The Road to Perdition , sorry I mean Tiverton as it is known locally, is frankly, a joke.
I blogged in my last piece about how I felt a bit fatigued at mid summer, I had not clocked enough base miles and whilst the mind was willing, the legs it seems were not. So, over four rides, I bagged 200 miles doing the same loop from my village to Perdition, across country and back down via the 'villages' that bisect the M5 south criss-crossing the motorway four or five times. It should read like and be an excellent ride and in mileage terms it is. A couple of rises up and down, but on the whole, it lends itself to tempo riding with a couple of solid climbs at the start to warm the legs and lungs. You can attain solid milage crawling back into Exeter via Pinhoe and the hoard who sacked it some years ago after arriving in Exmouth in long ships. Interestingly, hoe means 'top of the hill' in Saxon dialect and I can confirm that there is a small rise up into a very busy Pinhoe at the 43 mile mark to test the legs. I would love to see the Devon of yesteryear - beautiful country lanes, quiet and calm, not destroyed by the influx of traffic and utter mayhem on a daily level. I would imagine that Devon less than 100 years ago was just idyllic. You cannot stop progress however tragic it is. Brand new housing estates galore on the corner of every road now. The villages merge into a sprawling mess known as Exeter. Shame.
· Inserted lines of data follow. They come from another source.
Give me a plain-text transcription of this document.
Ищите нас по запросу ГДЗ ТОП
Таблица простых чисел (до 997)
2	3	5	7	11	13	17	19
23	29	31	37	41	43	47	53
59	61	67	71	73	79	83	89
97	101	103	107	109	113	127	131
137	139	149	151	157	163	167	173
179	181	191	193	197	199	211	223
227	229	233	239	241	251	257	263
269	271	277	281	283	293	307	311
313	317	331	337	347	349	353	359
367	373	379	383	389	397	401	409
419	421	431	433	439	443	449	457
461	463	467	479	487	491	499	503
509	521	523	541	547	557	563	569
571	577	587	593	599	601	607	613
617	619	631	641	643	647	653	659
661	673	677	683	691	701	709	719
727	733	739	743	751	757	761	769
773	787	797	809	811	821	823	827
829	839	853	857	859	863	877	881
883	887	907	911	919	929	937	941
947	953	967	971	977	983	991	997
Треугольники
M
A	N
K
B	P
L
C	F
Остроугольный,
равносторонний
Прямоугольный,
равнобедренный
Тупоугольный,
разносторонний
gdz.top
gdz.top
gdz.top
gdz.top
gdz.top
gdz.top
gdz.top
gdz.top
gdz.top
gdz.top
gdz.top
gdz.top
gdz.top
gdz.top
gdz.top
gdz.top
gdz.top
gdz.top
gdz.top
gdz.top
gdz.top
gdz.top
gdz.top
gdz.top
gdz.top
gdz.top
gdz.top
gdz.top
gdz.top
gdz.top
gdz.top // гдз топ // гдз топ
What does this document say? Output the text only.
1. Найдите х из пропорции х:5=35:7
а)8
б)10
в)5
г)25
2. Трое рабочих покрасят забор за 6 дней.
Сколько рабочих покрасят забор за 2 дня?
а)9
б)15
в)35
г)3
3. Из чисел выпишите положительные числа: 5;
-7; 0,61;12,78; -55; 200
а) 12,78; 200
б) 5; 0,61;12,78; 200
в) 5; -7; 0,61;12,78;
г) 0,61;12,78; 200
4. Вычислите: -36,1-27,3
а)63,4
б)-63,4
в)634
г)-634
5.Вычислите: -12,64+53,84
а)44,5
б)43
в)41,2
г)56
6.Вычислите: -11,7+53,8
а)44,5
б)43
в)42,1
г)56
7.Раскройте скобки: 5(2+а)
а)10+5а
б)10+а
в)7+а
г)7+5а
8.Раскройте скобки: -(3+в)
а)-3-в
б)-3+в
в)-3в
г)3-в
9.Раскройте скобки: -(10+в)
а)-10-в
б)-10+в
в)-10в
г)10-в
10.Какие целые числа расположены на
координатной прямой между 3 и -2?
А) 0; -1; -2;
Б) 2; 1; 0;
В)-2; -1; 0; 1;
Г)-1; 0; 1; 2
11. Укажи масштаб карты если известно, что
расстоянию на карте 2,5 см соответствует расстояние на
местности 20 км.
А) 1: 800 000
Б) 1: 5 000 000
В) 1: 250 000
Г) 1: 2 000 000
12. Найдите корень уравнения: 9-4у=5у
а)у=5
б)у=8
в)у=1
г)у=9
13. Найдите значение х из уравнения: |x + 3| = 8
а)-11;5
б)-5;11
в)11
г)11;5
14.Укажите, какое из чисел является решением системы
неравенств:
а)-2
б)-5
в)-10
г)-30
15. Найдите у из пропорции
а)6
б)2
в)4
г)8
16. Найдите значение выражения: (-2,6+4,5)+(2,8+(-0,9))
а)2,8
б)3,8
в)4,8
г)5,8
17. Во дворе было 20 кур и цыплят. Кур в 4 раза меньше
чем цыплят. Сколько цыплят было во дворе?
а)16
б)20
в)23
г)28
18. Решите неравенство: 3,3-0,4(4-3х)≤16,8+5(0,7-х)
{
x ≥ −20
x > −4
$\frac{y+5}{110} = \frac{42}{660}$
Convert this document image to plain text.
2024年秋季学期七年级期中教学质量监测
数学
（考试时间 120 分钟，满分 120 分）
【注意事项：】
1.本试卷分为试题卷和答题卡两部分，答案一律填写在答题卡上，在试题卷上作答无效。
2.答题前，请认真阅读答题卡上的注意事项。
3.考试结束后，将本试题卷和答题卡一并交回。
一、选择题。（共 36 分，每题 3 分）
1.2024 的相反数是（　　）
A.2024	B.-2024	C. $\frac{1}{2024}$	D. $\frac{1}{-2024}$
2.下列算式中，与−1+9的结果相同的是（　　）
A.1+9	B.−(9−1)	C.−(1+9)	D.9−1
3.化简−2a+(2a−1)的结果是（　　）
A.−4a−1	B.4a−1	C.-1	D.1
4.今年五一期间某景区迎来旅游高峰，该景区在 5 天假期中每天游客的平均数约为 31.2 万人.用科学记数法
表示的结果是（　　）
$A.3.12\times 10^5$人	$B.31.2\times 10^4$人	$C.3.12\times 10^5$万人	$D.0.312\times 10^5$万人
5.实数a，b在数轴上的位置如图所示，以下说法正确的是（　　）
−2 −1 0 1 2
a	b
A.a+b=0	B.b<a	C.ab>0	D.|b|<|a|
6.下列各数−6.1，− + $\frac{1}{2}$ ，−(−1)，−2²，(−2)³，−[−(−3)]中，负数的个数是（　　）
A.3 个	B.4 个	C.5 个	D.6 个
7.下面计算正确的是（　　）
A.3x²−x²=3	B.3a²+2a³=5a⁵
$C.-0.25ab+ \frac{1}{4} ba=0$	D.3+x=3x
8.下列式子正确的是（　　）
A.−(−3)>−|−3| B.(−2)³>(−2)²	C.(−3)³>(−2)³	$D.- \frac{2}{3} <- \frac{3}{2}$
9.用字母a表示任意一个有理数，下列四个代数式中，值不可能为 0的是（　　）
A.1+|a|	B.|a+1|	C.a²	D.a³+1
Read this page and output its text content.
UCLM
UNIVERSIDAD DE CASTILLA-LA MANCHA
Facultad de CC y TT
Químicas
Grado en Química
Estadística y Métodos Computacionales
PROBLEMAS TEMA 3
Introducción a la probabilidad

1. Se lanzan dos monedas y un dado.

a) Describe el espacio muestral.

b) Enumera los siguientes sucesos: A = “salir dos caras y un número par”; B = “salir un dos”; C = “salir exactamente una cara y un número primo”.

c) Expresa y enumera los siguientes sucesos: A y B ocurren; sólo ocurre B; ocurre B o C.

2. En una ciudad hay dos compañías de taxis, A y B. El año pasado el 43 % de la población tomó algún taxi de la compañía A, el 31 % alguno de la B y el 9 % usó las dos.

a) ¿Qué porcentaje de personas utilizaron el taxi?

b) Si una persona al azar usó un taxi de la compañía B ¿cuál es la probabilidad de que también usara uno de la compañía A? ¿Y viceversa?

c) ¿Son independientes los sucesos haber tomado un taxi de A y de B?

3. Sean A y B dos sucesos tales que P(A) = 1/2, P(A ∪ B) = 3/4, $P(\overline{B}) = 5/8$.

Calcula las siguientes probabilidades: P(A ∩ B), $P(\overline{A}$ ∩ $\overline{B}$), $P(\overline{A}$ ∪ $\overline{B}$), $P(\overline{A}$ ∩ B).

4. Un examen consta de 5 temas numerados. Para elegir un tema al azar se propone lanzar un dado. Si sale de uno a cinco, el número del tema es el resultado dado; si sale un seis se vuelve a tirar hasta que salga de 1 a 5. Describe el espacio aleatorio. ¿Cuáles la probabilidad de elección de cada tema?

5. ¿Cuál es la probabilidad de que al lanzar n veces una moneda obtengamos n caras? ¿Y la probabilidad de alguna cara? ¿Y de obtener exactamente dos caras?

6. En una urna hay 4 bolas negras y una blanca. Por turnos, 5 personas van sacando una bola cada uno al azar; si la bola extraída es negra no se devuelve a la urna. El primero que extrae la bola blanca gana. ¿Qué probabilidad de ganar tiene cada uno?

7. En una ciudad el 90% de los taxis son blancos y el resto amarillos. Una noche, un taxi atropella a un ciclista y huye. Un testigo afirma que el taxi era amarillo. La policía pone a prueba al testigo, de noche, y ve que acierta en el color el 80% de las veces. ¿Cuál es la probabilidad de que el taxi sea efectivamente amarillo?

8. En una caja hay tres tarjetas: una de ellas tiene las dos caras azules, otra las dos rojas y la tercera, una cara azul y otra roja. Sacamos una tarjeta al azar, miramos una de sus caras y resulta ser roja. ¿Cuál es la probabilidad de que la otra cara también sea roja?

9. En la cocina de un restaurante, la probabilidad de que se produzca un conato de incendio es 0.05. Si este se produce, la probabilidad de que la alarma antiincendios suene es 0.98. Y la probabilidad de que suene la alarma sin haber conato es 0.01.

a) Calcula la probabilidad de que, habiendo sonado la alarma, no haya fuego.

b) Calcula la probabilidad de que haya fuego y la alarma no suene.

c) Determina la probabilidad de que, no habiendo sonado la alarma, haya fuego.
The caveat to the Perdition, sorry Tiverton loop however is that the tarmac both ways is quite literally the worst road surface I have ever ever come across. The amount of road buzz the surface generates is somewhat uncanny and testament to how bad the surface is and how it makes the bike feel over the course of four rides it shook the pinch bolts loose on my left hand crank arm, thus rendering it out of the bottom bracket ! Small mercy's for multi tools eh ? Thankfully it was still attached to my shoe. My co-rider Steve could himself not believe how bad the road is and had his first experience of bicycle white finger driven by road buzz. Post ride fettling and nipping up required.
Interestingly, post Tiverton, this week I put a much higher quality of inner tube on the front and back of the bike and it has already had a huge impact on the ride feel, lessened the excessive road buzz and taken the bike to another level. The mid summer base miles have paid off and I will continue to monster them out as and when I can. I threw Estuary loop 2 into the mix Saturday evening and hammered it going the 29 miles hilly miles in 1.44 - three minutes faster than my PB and some solid golds attained on Strava. Have said it before, but time can be a useful barometer for us mere mortals on push bikes. Overall I have taken 8 minutes off the loop this year (images attached) Far to many variables to answer how and why, but usually, just fitness.
Finally, I went up Clapham again last week. Utterly crazy hill. I will blog about the 'hinterland' some other time.